Q: One big issue in Ireland over the past few decades have been The Troubles.

A: Oh, yes, well that’s a terrible thing. Innocent people, children going to school and getting shot. It’s an awful thing. 

There have been so many times when they thought things were beginning to look good. I’m not being one-sided about it because I don’t know enough about it. but from what I’ve really tried to listen to and read about is when things are quiet and an agreement’s been made about certain things, it’s always the protestants who break it. remember not even two years ago, there was a catholic school built in a protestant area. Well, they shouldn’t have done that in the beginning. The protestants are so bigoted that they were just glad the chance to do something. And I wonder why they ever did that. 

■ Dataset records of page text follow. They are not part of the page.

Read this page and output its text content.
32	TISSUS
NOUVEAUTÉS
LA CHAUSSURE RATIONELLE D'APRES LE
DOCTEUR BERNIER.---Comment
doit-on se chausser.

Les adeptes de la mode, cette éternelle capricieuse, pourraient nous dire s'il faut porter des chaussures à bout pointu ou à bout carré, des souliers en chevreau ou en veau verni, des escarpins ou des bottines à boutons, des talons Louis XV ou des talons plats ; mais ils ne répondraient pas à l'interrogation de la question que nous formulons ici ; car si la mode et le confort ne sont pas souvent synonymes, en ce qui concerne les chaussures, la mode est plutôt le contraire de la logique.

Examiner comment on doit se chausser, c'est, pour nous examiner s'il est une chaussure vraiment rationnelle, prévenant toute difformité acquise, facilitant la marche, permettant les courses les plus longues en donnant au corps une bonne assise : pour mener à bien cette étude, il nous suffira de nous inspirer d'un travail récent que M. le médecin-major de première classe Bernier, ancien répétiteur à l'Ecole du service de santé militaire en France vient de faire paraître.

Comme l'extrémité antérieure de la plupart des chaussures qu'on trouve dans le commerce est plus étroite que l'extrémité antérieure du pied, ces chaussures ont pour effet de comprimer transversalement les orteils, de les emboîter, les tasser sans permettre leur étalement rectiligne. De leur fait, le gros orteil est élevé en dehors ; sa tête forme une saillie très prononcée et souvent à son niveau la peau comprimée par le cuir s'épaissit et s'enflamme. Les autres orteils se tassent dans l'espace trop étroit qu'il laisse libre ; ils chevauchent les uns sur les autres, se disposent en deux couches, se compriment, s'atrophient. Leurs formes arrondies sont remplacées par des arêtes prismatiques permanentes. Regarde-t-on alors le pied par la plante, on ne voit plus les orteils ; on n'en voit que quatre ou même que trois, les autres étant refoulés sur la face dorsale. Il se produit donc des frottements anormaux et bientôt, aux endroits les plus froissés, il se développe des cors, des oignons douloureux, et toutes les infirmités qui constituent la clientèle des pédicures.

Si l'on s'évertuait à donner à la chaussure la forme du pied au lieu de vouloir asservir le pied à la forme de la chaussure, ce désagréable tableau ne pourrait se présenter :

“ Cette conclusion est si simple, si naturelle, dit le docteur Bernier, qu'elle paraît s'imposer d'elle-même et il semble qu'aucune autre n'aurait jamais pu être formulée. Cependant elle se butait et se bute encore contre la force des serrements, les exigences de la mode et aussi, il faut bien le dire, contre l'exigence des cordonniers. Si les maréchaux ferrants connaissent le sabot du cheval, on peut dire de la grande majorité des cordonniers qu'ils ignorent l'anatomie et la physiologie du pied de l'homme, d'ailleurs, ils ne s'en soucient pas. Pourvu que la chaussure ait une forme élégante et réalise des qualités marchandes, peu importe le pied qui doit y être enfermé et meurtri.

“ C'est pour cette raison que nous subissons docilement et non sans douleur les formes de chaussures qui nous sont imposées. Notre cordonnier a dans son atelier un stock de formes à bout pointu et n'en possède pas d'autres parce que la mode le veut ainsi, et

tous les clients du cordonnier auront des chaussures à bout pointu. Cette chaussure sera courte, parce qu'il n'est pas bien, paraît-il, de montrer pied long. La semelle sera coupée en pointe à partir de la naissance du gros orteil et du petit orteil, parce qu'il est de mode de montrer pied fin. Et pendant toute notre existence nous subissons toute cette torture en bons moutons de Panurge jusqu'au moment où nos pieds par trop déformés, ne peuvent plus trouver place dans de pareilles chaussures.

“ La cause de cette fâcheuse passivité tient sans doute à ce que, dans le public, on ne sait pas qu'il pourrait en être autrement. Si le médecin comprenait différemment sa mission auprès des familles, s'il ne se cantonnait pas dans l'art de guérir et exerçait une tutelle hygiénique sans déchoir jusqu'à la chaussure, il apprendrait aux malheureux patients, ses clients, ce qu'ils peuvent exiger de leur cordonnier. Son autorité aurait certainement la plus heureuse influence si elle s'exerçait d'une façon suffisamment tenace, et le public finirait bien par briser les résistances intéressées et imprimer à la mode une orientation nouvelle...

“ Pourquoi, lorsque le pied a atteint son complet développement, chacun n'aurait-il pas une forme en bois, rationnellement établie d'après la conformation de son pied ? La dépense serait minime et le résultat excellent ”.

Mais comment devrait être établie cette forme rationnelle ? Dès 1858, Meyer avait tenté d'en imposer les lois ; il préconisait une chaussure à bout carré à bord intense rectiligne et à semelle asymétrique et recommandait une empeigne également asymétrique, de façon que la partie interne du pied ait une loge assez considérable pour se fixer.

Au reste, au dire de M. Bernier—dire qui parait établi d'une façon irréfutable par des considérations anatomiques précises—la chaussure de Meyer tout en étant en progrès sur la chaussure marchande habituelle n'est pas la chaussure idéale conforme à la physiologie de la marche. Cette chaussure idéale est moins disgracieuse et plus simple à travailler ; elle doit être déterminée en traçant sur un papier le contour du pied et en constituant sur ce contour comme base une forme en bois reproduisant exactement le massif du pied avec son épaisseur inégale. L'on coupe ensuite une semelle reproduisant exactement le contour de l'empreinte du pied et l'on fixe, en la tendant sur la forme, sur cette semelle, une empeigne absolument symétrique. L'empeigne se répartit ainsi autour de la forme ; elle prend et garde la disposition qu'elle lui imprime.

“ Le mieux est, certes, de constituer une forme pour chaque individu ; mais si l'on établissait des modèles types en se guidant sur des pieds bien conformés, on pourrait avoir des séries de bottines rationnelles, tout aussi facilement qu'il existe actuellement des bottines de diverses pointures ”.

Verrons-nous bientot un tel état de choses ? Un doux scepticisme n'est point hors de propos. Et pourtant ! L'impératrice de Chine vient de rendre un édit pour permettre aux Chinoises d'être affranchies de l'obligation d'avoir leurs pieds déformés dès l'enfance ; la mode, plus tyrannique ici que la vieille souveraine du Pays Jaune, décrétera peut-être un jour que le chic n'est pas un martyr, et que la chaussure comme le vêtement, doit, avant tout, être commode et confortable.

But there are only a small group of protestants that are doing that. But they’re pushing the others out to do that with them. Uncle don told us one time about this protestant woman who was going to bresnala, one of the places where they march. And she was inviting some of the catholic women to go with her. The protestant woman didn’t know the reason why they were going. She just thought it was a parade, a good time, excitement. 

I know the 12th of july is supposed to be the anniversary of some war. The protestant people, even people we knew that were very good people, they used to practice up and down the road with the drums and everything, getting used to the holiday. The protestants around us were the best people you could find. You could depend on them a lot more than you could on some fo the catholics. You wpouldn’t hear them swearing. You wouldn’t even hear the men say, ‘dammit,’ or anything. They were a lot more refined than the Irishmen. So these protestant men, they’re not making trouble. But maybe they had to put on a show. 

I remember we had some protestant people visiting us one time. They were talking about the Troubles and everything. And the protestant man said, “I don’t know what they’re fighting about, and they don’t’ know what they’re fighitn about either.” And that’s so true.